Strengthening Constitutional Self-Government

No Left Turns

Kuo reviews

Wheaton College’s Amy Black, whose expertise in these matters can’t be overestimated, reviews David Kuo’s book and finds it wanting. A sample:

While many elements of Kuo’s tale resonate with what my colleagues and I learned in our research, the narratives diverge significantly on two central points. The first is over the separation of powers, or, more specifically, the nature of presidential power. From Kuo’s vantage point, if the president really wants something, he has enough power to make it happen. Yet, according to traditional political science, the president’s powers are limited, and they are most limited on issues that involve the federal budget. In foreign policy and diplomacy, the president has almost unilateral power, but when it comes to spending government dollars, Congress effectively holds the purse strings. In Presidential Power: The Politics of Leadership, a book that remains central to presidential studies more than four decades later, Richard Neustadt describes presidential power as the power to persuade and as the power to bargain. Presidents do not necessarily have command and control, especially over domestic policy.

***

Second, contrary to Kuo’s account, the faith-based initiative was never a high-impact issue for most evangelicals. In fact, Christian Right organizations were more likely to oppose the program than to support it. Kuo is correct that the president hoped the issue would draw support from minority voters, especially in the African American community, but Bush and some (though clearly not all) of his advisers were well aware that the issue faced potentially serious opposition from the political Right. Yet Kuo acts as if the failure to achieve charity tax cuts sold-out the Christian Right. In making this false claim, Kuo ironically misses a much larger point. Republican leaders have indeed failed Christian conservatives by offering more lip service than action on the issues their leaders care about the most. But those issues are abortion and gay marriage, not government contracts with faith-based groups.

Alan Wolfe’s TNR review is nastier and less measured, using Kuo as an example of what’s wrong with evangelicals in general.

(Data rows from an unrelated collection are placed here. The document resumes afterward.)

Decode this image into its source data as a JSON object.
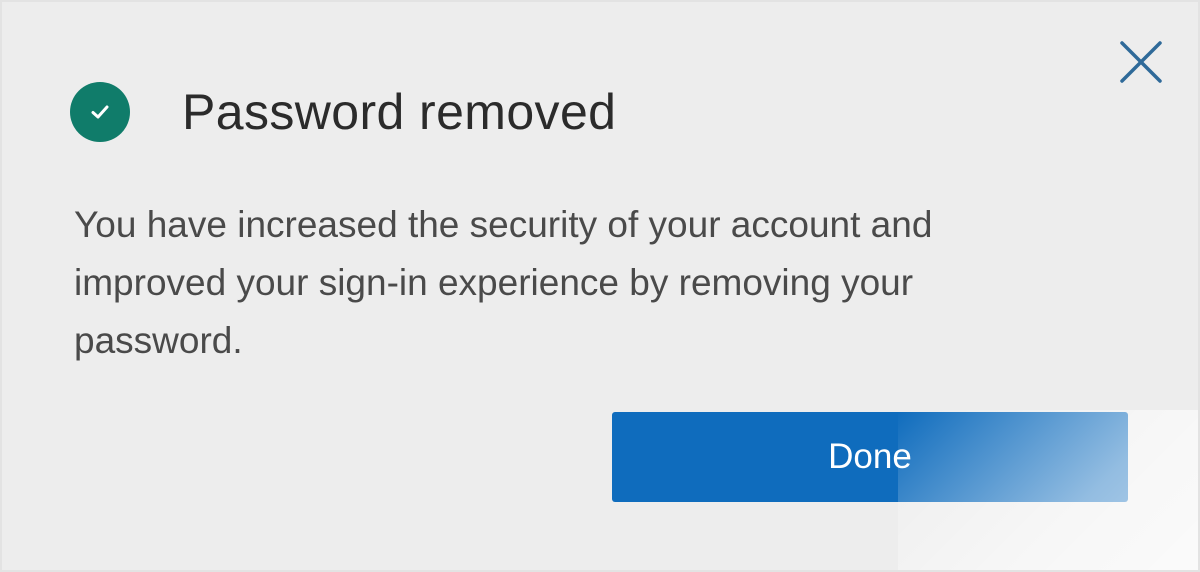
{
  "dialog": {
    "title": "Password removed",
    "message": "You have increased the security of your account and improved your sign-in experience by removing your password.",
    "done_label": "Done",
    "status_icon": "check-circle-icon",
    "close_icon": "close-icon"
  },
  "colors": {
    "accent": "#0f6cbd",
    "success": "#107c6a",
    "background": "#ededed"
  }
}
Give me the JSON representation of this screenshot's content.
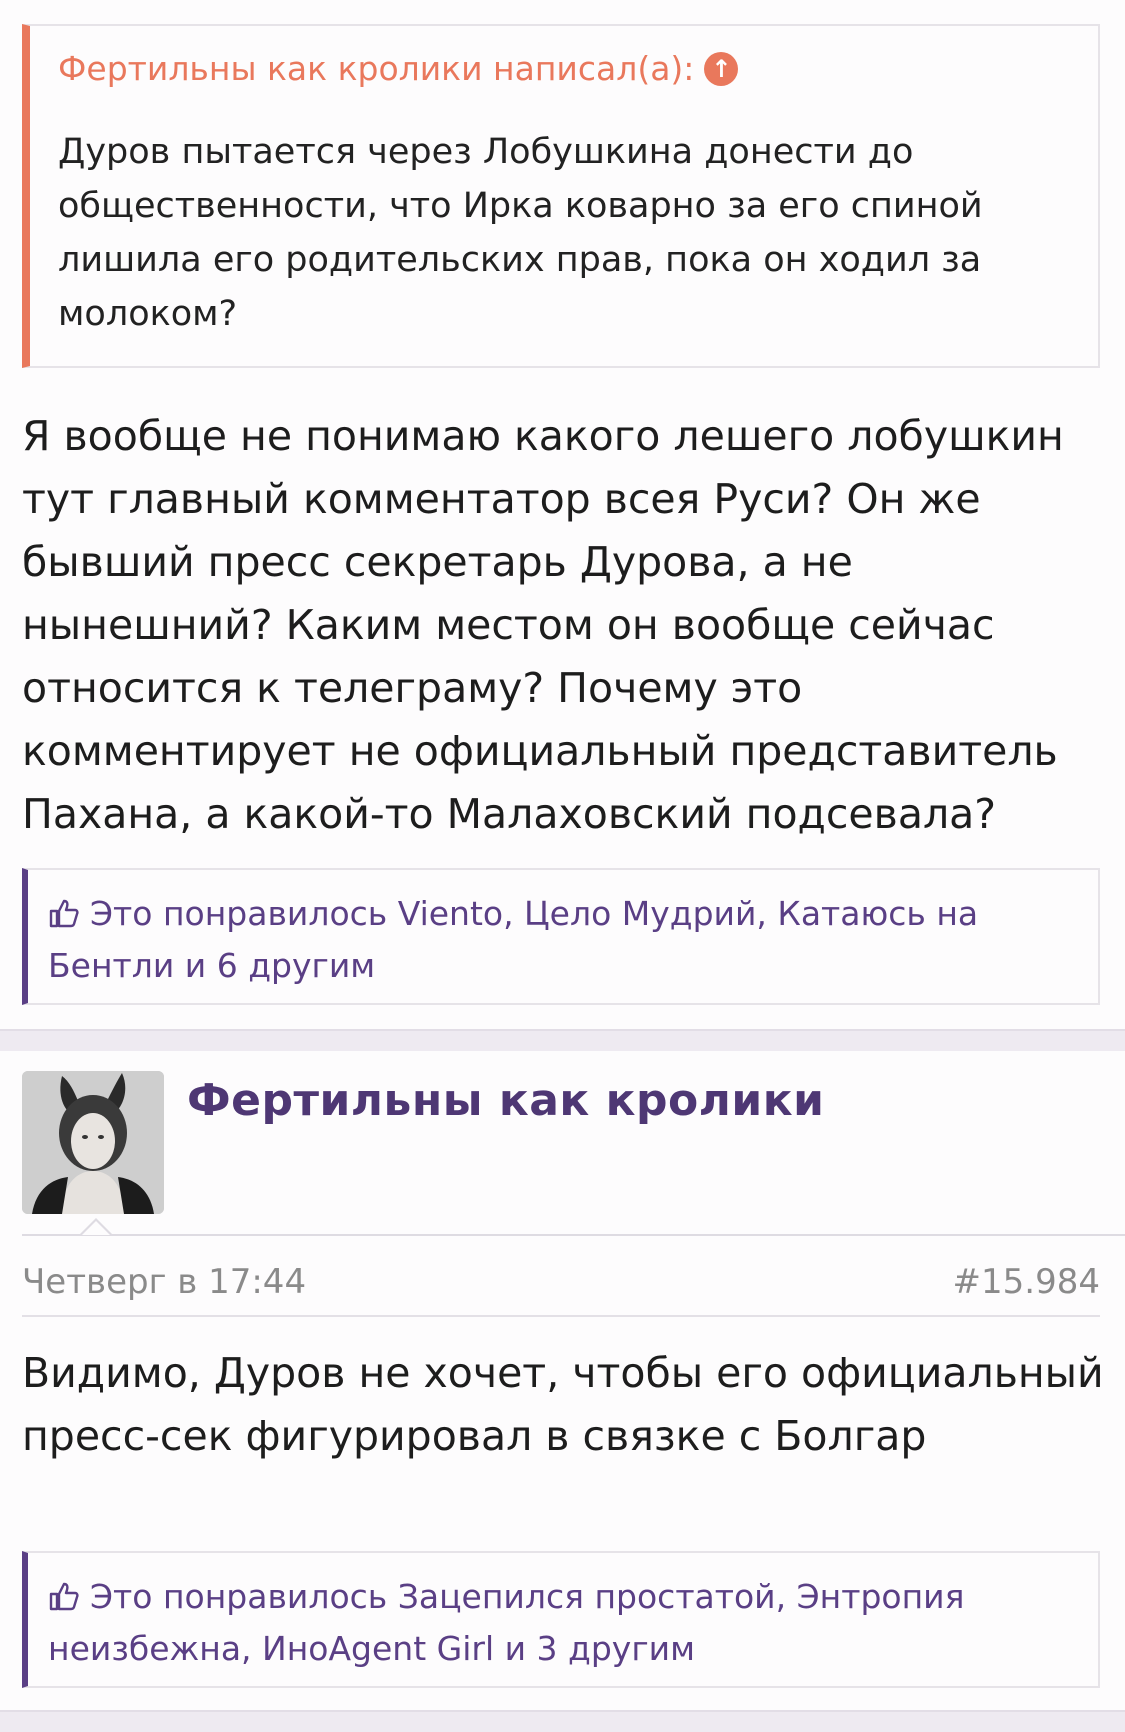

If theocracy is not a looming danger to our democracy, bathos might be. For every evangelical leader spewing hate, there are ten evangelical followers who believe that all you need is love. David Kuo is one of them. He brought to the White House neither money nor mission, but only mush. No matter how much he came to disagree with the ruthless operatives with whom he was working, he writes, "I couldn’t dislike them." After all, Harriet Miers, then White House counsel, had responded to his hospitalization by writing him a note offering love and prayers; and this, for him, counted far more than her--or anyone else’s--position on anything involving actual policy. "From the moment I found Jesus--or Jesus found me--in high school, it was his peace I longed for. I didn’t know what it meant or what it felt like. But wanting Jesus’ peace made me ache." Most people seeking peace would not march willingly into the middle of a culture war. But Kuo, the kind of person who could actually be moved by one of Harriet Miers’s treacly notes, did. His intentions were not malevolent. They were oblivious, which may be worse.

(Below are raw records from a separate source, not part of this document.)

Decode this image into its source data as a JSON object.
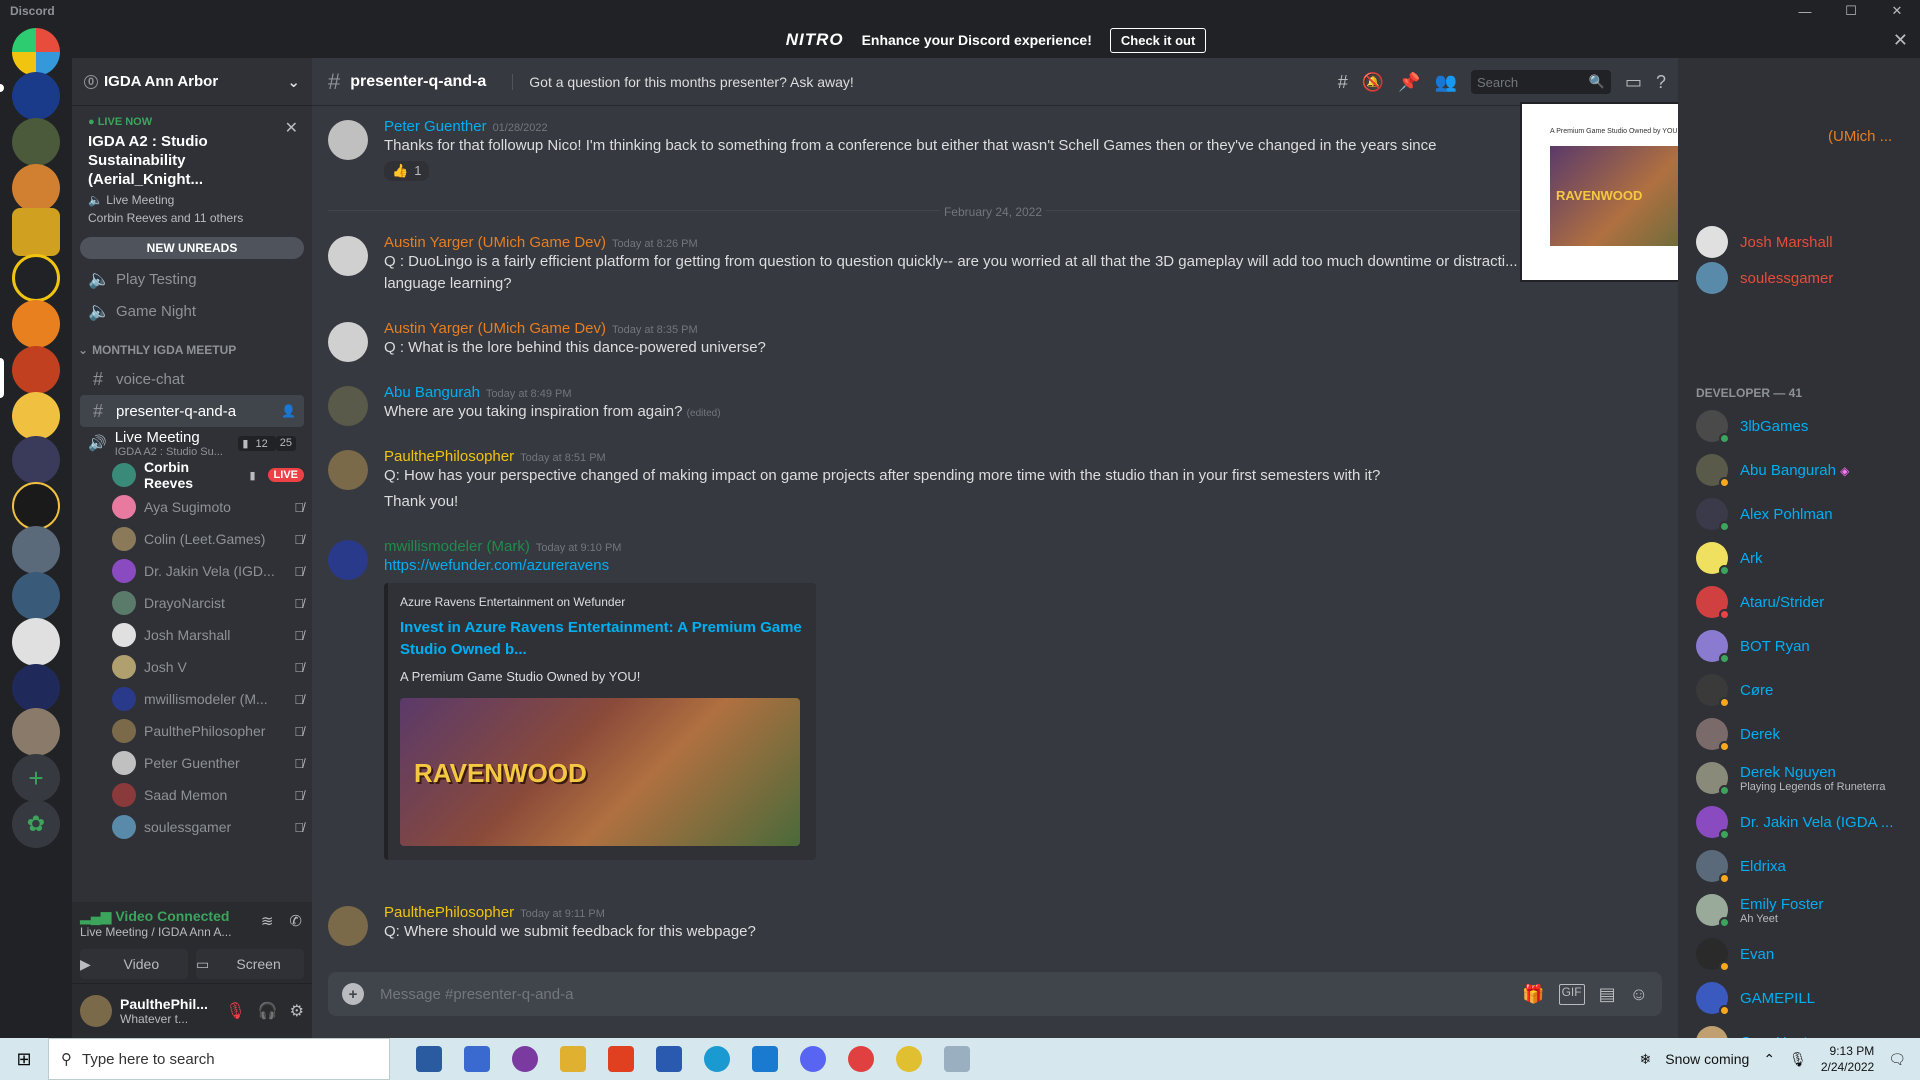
{
  "app": {
    "title": "Discord"
  },
  "window_controls": {
    "minimize": "—",
    "maximize": "☐",
    "close": "✕"
  },
  "nitro": {
    "logo": "NITRO",
    "text": "Enhance your Discord experience!",
    "button": "Check it out",
    "close": "✕"
  },
  "server": {
    "name": "IGDA Ann Arbor",
    "boost": "0"
  },
  "live_now": {
    "label": "LIVE NOW",
    "title": "IGDA A2 : Studio Sustainability (Aerial_Knight...",
    "type": "Live Meeting",
    "participants": "Corbin Reeves and 11 others"
  },
  "new_unreads": "NEW UNREADS",
  "channels_top": [
    {
      "name": "Play Testing",
      "type": "voice"
    },
    {
      "name": "Game Night",
      "type": "voice"
    }
  ],
  "category": "MONTHLY IGDA MEETUP",
  "channels_cat": [
    {
      "name": "voice-chat",
      "type": "text"
    },
    {
      "name": "presenter-q-and-a",
      "type": "text",
      "active": true
    }
  ],
  "voice_channel": {
    "name": "Live Meeting",
    "sub": "IGDA A2 : Studio Su...",
    "video_count": "12",
    "user_count": "25"
  },
  "voice_users": [
    {
      "name": "Corbin Reeves",
      "live": "LIVE",
      "color": "#3a8a7a"
    },
    {
      "name": "Aya Sugimoto",
      "color": "#e87aa0"
    },
    {
      "name": "Colin (Leet.Games)",
      "color": "#8a7a5a"
    },
    {
      "name": "Dr. Jakin Vela (IGD...",
      "color": "#8a4ac0"
    },
    {
      "name": "DrayoNarcist",
      "color": "#5a7a6a"
    },
    {
      "name": "Josh Marshall",
      "color": "#e0e0e0"
    },
    {
      "name": "Josh V",
      "color": "#b0a070"
    },
    {
      "name": "mwillismodeler (M...",
      "color": "#2a3a8a"
    },
    {
      "name": "PaulthePhilosopher",
      "color": "#7a6a4a"
    },
    {
      "name": "Peter Guenther",
      "color": "#c0c0c0"
    },
    {
      "name": "Saad Memon",
      "color": "#8a3a3a"
    },
    {
      "name": "soulessgamer",
      "color": "#5a8aaa"
    }
  ],
  "voice_panel": {
    "status": "Video Connected",
    "location": "Live Meeting / IGDA Ann A...",
    "video": "Video",
    "screen": "Screen"
  },
  "user_panel": {
    "name": "PaulthePhil...",
    "status": "Whatever t..."
  },
  "chat_header": {
    "channel": "presenter-q-and-a",
    "topic": "Got a question for this months presenter? Ask away!",
    "search_placeholder": "Search"
  },
  "date_divider": "February 24, 2022",
  "messages": [
    {
      "author": "Peter Guenther",
      "color": "#00aff4",
      "time": "01/28/2022",
      "text": "Thanks for that followup Nico! I'm thinking back to something from a conference but either that wasn't Schell Games then or they've changed in the years since",
      "reaction_count": "1",
      "avatar": "#c0c0c0"
    },
    {
      "author": "Austin Yarger (UMich Game Dev)",
      "color": "#e67e22",
      "time": "Today at 8:26 PM",
      "text": "Q : DuoLingo is a fairly efficient platform for getting from question to question quickly-- are you worried at all that the 3D gameplay will add too much downtime or distracti...",
      "text2": "language learning?",
      "avatar": "#d0d0d0"
    },
    {
      "author": "Austin Yarger (UMich Game Dev)",
      "color": "#e67e22",
      "time": "Today at 8:35 PM",
      "text": "Q : What is the lore behind this dance-powered universe?",
      "avatar": "#d0d0d0"
    },
    {
      "author": "Abu Bangurah",
      "color": "#00aff4",
      "time": "Today at 8:49 PM",
      "text": "Where are you taking inspiration from again?",
      "edited": "(edited)",
      "avatar": "#5a5a4a"
    },
    {
      "author": "PaulthePhilosopher",
      "color": "#f1c40f",
      "time": "Today at 8:51 PM",
      "text": "Q: How has your perspective changed of making impact on game projects after spending more time with the studio than in your first semesters with it?",
      "text2": "Thank you!",
      "avatar": "#7a6a4a"
    },
    {
      "author": "mwillismodeler (Mark)",
      "color": "#1f8b4c",
      "time": "Today at 9:10 PM",
      "link": "https://wefunder.com/azureravens",
      "avatar": "#2a3a8a"
    },
    {
      "author": "PaulthePhilosopher",
      "color": "#f1c40f",
      "time": "Today at 9:11 PM",
      "text": "Q: Where should we submit feedback for this webpage?",
      "avatar": "#7a6a4a"
    }
  ],
  "embed": {
    "provider": "Azure Ravens Entertainment on Wefunder",
    "title": "Invest in Azure Ravens Entertainment: A Premium Game Studio Owned b...",
    "description": "A Premium Game Studio Owned by YOU!",
    "image_text": "RAVENWOOD"
  },
  "composer": {
    "placeholder": "Message #presenter-q-and-a"
  },
  "pip": {
    "title": "A Premium Game Studio Owned by YOU!",
    "image_text": "RAVENWOOD"
  },
  "members": {
    "top": [
      {
        "name": "(UMich ...",
        "color": "#e67e22"
      },
      {
        "name": "Josh Marshall",
        "color": "#e74c3c",
        "avatar": "#e0e0e0"
      },
      {
        "name": "soulessgamer",
        "color": "#e74c3c",
        "avatar": "#5a8aaa"
      }
    ],
    "group": "DEVELOPER — 41",
    "list": [
      {
        "name": "3lbGames",
        "avatar": "#4a4a4a",
        "status": "online"
      },
      {
        "name": "Abu Bangurah",
        "avatar": "#5a5a4a",
        "status": "idle",
        "badge": "◈"
      },
      {
        "name": "Alex Pohlman",
        "avatar": "#3a3a4a",
        "status": "online"
      },
      {
        "name": "Ark",
        "avatar": "#f0e060",
        "status": "online"
      },
      {
        "name": "Ataru/Strider",
        "avatar": "#d04040",
        "status": "dnd"
      },
      {
        "name": "BOT Ryan",
        "avatar": "#8a7ad0",
        "status": "online"
      },
      {
        "name": "Cøre",
        "avatar": "#3a3a3a",
        "status": "idle"
      },
      {
        "name": "Derek",
        "avatar": "#7a6a6a",
        "status": "idle"
      },
      {
        "name": "Derek Nguyen",
        "avatar": "#8a8a7a",
        "status": "online",
        "sub": "Playing Legends of Runeterra"
      },
      {
        "name": "Dr. Jakin Vela (IGDA ...",
        "avatar": "#8a4ac0",
        "status": "online"
      },
      {
        "name": "Eldrixa",
        "avatar": "#5a6a7a",
        "status": "idle"
      },
      {
        "name": "Emily Foster",
        "avatar": "#9aaa9a",
        "status": "online",
        "sub": "Ah Yeet"
      },
      {
        "name": "Evan",
        "avatar": "#2a2a2a",
        "status": "idle"
      },
      {
        "name": "GAMEPILL",
        "avatar": "#3a5ac0",
        "status": "idle"
      },
      {
        "name": "Cory Hunter",
        "avatar": "#c0a070",
        "status": "online"
      }
    ]
  },
  "taskbar": {
    "search": "Type here to search",
    "weather": "Snow coming",
    "time": "9:13 PM",
    "date": "2/24/2022"
  },
  "colors": {
    "accent": "#5865f2",
    "online": "#3ba55c",
    "idle": "#faa81a",
    "dnd": "#ed4245",
    "link": "#00aff4"
  }
}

The last thing America needs now is more innocence. Most Americans have wildly unrealistic expectations of what politics can do, and, expecting too much, they settle for too little. We need leaders who can level with voters, offering good news when there is good news, but not afraid to share bad news when necessary. Religion may or may not help in cultivating such leaders, but evangelical religion offers precisely the wrong ingredients to make such leadership possible. Testimonialism simply does not make for serious politics (or serious religion). It is not enough for us to absolve presidents for today’s mistakes because they have confessed to yesterday’s sins. The one skill that policy-makers ought to possess is the willingness to look beyond personal feelings in order to enact sensible programs. David Kuo’s religious sensibility never allowed him to do that. His book offers an acute warning of the dangers that evangelicals pose to democracy, not because they are too Machiavellian, but because they are not Machiavellian enough.

Wolfe is right, at least about Kuo’s pose, but he’s meanspiritedly wrong when he posits as the only alternatives evangelical hatemongers and starry-eyed lovers. And the solution is not more Machiavellianism, but a recognition of the power of sin and of human finitude and fallibility (which also strike me as evangelical themes).

Update: Peter Steinfels offeers a nicer, less Machiavellian version of Wolfe’s criticism.

Discussions - 1 Comment

Wolfe’s a jerk. Kuo gives us a peek into his soul, "aching for the peace of Jesus," and Wolfe turns it into a cheap, junior-high, shot.

Again, eagerly awaiting your reveiw, Joe.